A sessão “INB na cabeceira” dedica-se a contar a trajetória de pesquisa dos professores e colaboradores do Instituto Norberto Bobbio a partir da recordação de suas leituras mais marcantes. Dessa forma, no dia 23 de fevereiro de 2023, a pesquisadora Blenda Santos se reuniu com a pesquisadora do INB, Júlia Albergaria, para contar sua história de formação. Para contar essa história ela apresentou como marcos referenciais, os livros essenciais de sua vida. Blenda foi professora no curso Democracia e Internet, produzido pelo Instituto Norberto Bobbio em parceria com o Politize!
O início
Acho que a primeira coisa importante de destacar é que toda a minha formação acadêmica foi realizada em Salvador. Nessa cidade, onde eu nasci e fui criada, realizei a educação básica, a graduação e a pós-graduação. Foi também nessa cidade onde adquiri o gosto pela leitura e pela escrita. O que é curioso, porque, apesar de ser a maior incentivadora para que eu me tornasse uma leitora ávida, minha família não tinha condição financeira para comprar uma quantidade significativa de livros em curtos períodos de tempo – eu lia muito rápido e meus pais achavam isso ‘fora da curva’. Então, não era incomum ouvir deles frases como: “Nossa, você já terminou esse livro? Mas nós acabamos de obtê-lo.”.
Além de gostar de ler, esse hábito sempre me ajudou a ocupar outros espaços. Através dos livros, encontrei novas formas de identificação e possibilidades de construir histórias e utopias. Isto me permitiu entender melhor o mundo e a mim mesma. E, na medida em que cresci, a importância da leitura continuou evidente para mim. Durante o ensino médio e a graduação, eu continuei a desenvolver esse hábito, até que eventualmente me tornei pesquisadora. Seguir a carreira acadêmica foi como realizar o sonho de infância de estar sempre em meio às palavras, refletindo e propondo novas interpretações sobre o mundo.

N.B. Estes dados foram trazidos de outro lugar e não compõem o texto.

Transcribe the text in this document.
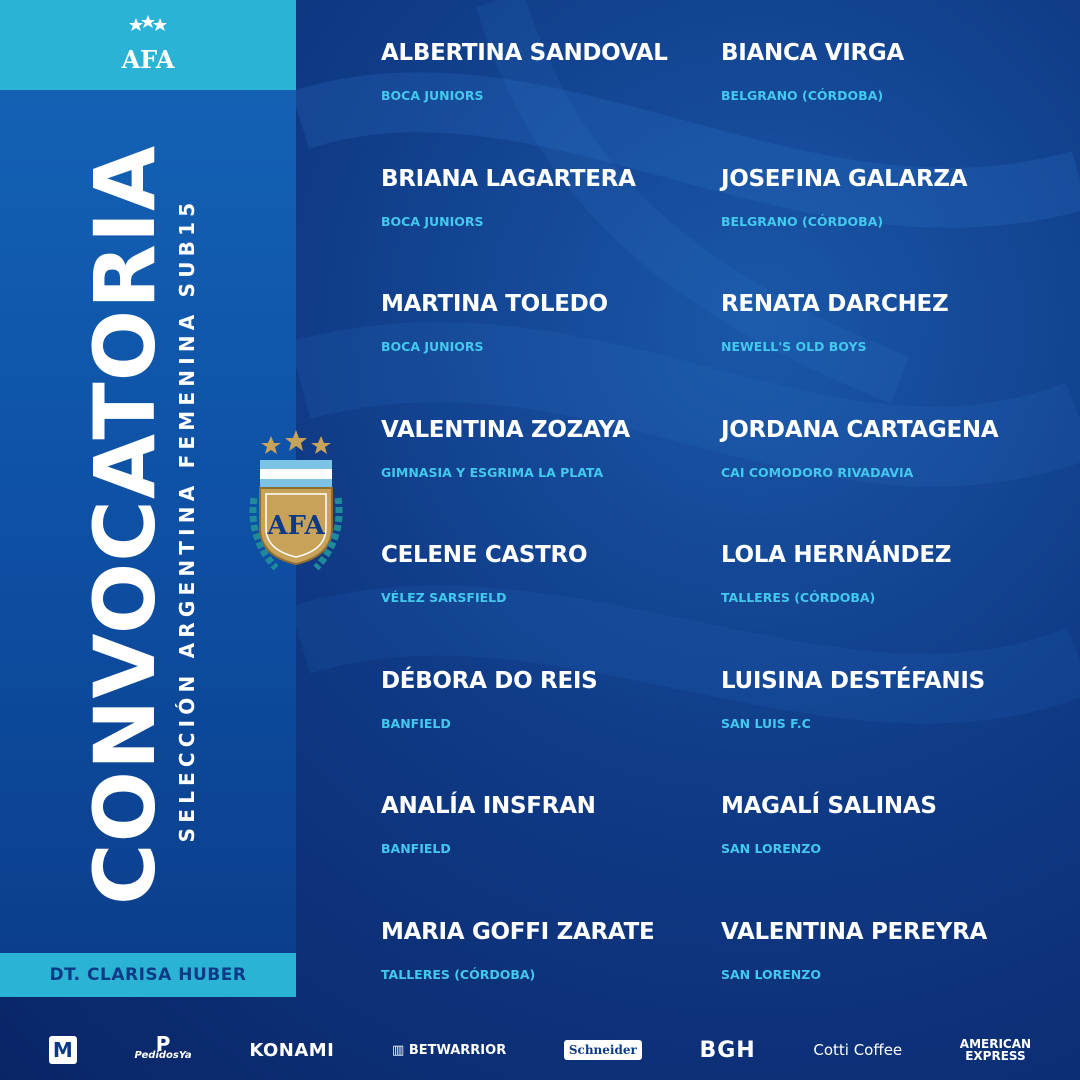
AFA
CONVOCATORIA SELECCIÓN ARGENTINA FEMENINA SUB15
DT. CLARISA HUBER
AFA
ALBERTINA SANDOVAL
BOCA JUNIORS
BIANCA VIRGA
BELGRANO (CÓRDOBA)
BRIANA LAGARTERA
BOCA JUNIORS
JOSEFINA GALARZA
BELGRANO (CÓRDOBA)
MARTINA TOLEDO
BOCA JUNIORS
RENATA DARCHEZ
NEWELL'S OLD BOYS
VALENTINA ZOZAYA
GIMNASIA Y ESGRIMA LA PLATA
JORDANA CARTAGENA
CAI COMODORO RIVADAVIA
CELENE CASTRO
VÉLEZ SARSFIELD
LOLA HERNÁNDEZ
TALLERES (CÓRDOBA)
DÉBORA DO REIS
BANFIELD
LUISINA DESTÉFANIS
SAN LUIS F.C
ANALÍA INSFRAN
BANFIELD
MAGALÍ SALINAS
SAN LORENZO
MARIA GOFFI ZARATE
TALLERES (CÓRDOBA)
VALENTINA PEREYRA
SAN LORENZO
M	P
PedidosYa	KONAMI	▥ BETWARRIOR	Schneider	BGH	Cotti Coffee	AMERICAN
EXPRESS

Nesse contexto, ao pensar sobre o processo de me tornar leitora e pesquisadora, um dos primeiros livros que me marcaram profundamente foi O Mundo de Sofia de Jostein Gaarder. Eu o li pela primeira vez nas aulas de filosofia do ensino médio e foi por meio dele que o universo filosófico se apresentou para mim. Foi através dele que me deparei com questões mais complexas sobre como entender o mundo e as relações sociais, e sobre como compreender a minha relação com o mundo, com a natureza e com a minha comunidade. Este livro também foi muito importante para começar a pensar a construção de conhecimento e de poder a partir da filosofia. Pretendo relê-lo.
A graduação e o ativismo
Já na graduação em direito, durante as aulas de filosofia e antropologia, outro livro me marcou. Trata-se de O Preconceito, uma antologia publicada pela Imprensa Oficial do Estado de São Paulo que reúne textos de diversos autores que participaram do simpósio de mesmo título na Faculdade de Direito da Universidade de São Paulo. Cada capítulo apresenta, portanto, contribuições de personalidades como Ruth Cardoso, Marilena Chauí e Milton Santos. No entanto, o primeiro capítulo que li, por indicação do meu professor à época, chama-se As Cidadanias Mutiladas. Este capítulo foi escrito por Milton Santos, meu conterrâneo, e discute a construção da cidadania no Brasil. Tal leitura me impactou à época porque debate as diferenças de tratamento entre os cidadãos em nosso país. Assim, trata sobre cidadania a partir das relações étnico-raciais, de classe e de gênero. Este livro me ajudou a refletir sobre as dinâmicas sociais e despertou meu interesse para estudar ainda mais essas questões. Anos depois, ainda na graduação, quando comecei a participar de grupos de pesquisas, pude revisitar essa leitura sob indicação da minha orientadora e coordenadora de um dos grupos de pesquisa ao qual era vinculada. Na primeira vez que o li, eu não tinha a versão física, mas a minha orientadora me deu a sua própria cópia de presente.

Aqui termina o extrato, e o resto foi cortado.